&Co - a distinctive Sauvignon from Hawkes Bay

Gabrielle Simmers first release from her Hawkes Bay vineyard raised some eyebrows when she poured it at the Bunch tasting today. It is one of the most distinctively packaged wines that I’ve encountered, bottled in clear glass and sealed with a crown cap, and just the name ‘&CO’ on the front label.

The wine itself is a Sauvignon Blanc from the 2009 vintage. She’s working with an 8.8 hectare vineyard, which she owns, of which 8.1 hectares is Sauvignon Blanc and the remainder Pinot Gris. It’s a distinctive site, and has been farmed organically since it was planted in 1989, with just a couple of years of conventional farming before it came into her ownership.

The soils are calcareous, it is quite a windy site, and the vines are spur-pruned, which results in low yields, at least by Sauvignon standards. The result is very small bunches with apricot-coloured speckling, making the grapes look more like Pinot Gris than Sauvignon. The grapes are hand-picked and 3-4 hours of skin contact is followed by fermentation and maturation in stainless steel.

Gabrielle is strongly influenced by a stage she did with Heymann-Loewenstein in Germany. The natural approach taken there caused her to question a lot of what she’d learned, and now she wants to go for a more natural style. She does use some irrigation, but would like to build up to dry farming, although the prospect is quite scary. Currently she only turns the drip irrigation on when she really has to.

The debut Sauvignon Blanc is not your in-yer-face Marlborough style. It is quite unique, made in a food friendly style. Packaging aside, to an extent Gabrielle has played it safe with this first vintage, and it will be interesting to see how the style evolves in the future.

&CO Sauvignon Blanc 2009 Hawkes Bay, New Zealand
Taut, citrus and quite mineral with honeysuckle and lime notes, as well as gentle herbiness. There’s some structure on the palate: this is nicely dense with herb and citrus notes. Powerful flavours. A food-friendly style. 89/100 (UK availability: Lea & Sandeman)

12 comments to &Co – a distinctive Sauvignon from Hawkes Bay

  • Sounds fascinating. Makes me sorry that I couldn’t make it to this tasting.

  • Andrew Halliwell

    Gutsy move, going for a crown cap. No doubt Jamie would know a thing or two about the pros/cons and O2 transmission etc. Personally I like it, about the only other wine I’ve seen with the same top would be Turkey Flat Sparkling Shiraz – which is covered by a paper ribbon and looks damn cool.

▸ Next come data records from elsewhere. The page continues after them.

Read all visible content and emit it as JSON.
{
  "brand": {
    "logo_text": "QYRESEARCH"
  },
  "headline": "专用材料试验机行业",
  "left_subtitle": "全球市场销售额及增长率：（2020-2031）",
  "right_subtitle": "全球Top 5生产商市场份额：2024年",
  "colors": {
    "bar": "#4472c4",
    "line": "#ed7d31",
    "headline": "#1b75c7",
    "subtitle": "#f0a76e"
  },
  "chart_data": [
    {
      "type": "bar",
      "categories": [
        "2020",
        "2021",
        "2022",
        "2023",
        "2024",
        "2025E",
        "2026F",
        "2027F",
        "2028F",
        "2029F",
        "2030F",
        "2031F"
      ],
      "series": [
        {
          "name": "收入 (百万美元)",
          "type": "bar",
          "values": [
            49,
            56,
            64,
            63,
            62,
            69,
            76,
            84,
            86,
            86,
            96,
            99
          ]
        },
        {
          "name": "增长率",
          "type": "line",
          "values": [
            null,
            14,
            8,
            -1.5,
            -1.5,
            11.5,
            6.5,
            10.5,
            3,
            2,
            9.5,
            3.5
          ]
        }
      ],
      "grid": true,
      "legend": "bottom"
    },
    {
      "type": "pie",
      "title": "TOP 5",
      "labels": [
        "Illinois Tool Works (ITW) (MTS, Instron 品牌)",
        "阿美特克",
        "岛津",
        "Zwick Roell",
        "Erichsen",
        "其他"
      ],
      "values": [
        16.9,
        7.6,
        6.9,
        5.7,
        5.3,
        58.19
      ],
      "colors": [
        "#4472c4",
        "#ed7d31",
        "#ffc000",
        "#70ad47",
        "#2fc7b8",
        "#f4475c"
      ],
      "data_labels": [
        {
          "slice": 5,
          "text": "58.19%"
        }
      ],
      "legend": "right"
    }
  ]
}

    http://www.turkeyflat.com.au/wines/?Item=PrdctsSparkling&template=wine_details

  • keith Prothero

    What bizarre labels though

  • william beavington

    Very cool – I want to buy it just for the packaging – this confirms that I am truly a label drinker – as Jamie has often accused me of being. HOWEVER – I’m serious – I want to try it – so Jamie – where can we buy this?

  • william beavington

    OK – got it – Wine Searcher goes it again.

  • keith Prothero

    William—-I am beginning to wonder whether you are as odd as your brother-in-law :)-

  • MichaelB

    Sounds and looks interesting but certainly is gutsy/strange to use crown cap on 75cl still wine. Not everyone finishes a bottle in one sitting and therefore it seems a bit inconvenient. I assume her winemaking isn’t Frank Cornelissen style ‘natural’ and that the wine would oxidise significantly if left overnight? Provide your own cork style stopper? Thanks.

  • Alex Lake

    I often leave bottles of (non-ancient) white overnight in the fridge with no closure and don’t have a problem.

    Presumably the “front label” is technically a “back label”?

  • Doug

    Crown cap is not uncommon. A few examples in Alsace, most notably Pierre Frick. Lots in Veneto and Emilia Romagna too – and not just sparkling wines. The “designer” label is too much for me, but chacun etc etc.

    Michael – Frank Cornelissen’s wines do the reverse of expected. The longer they’re open the fresher they become (up to a point). I’ve triple decanted them and left them for up to three days in a decanter (and that’s just the whites) until the reduction blows off and they display all their intrinsic fruit and minerality.

  • I’ve had the chance to try this wine and it is definitely a NZ Sauv Blanc that I can get behind. Far from the standard style that has become boring. Gabrielle is lovely as well.

  • Gabrielle was charming – so nice to see someone doing something a bit different. And she’s got a thoughtful approach.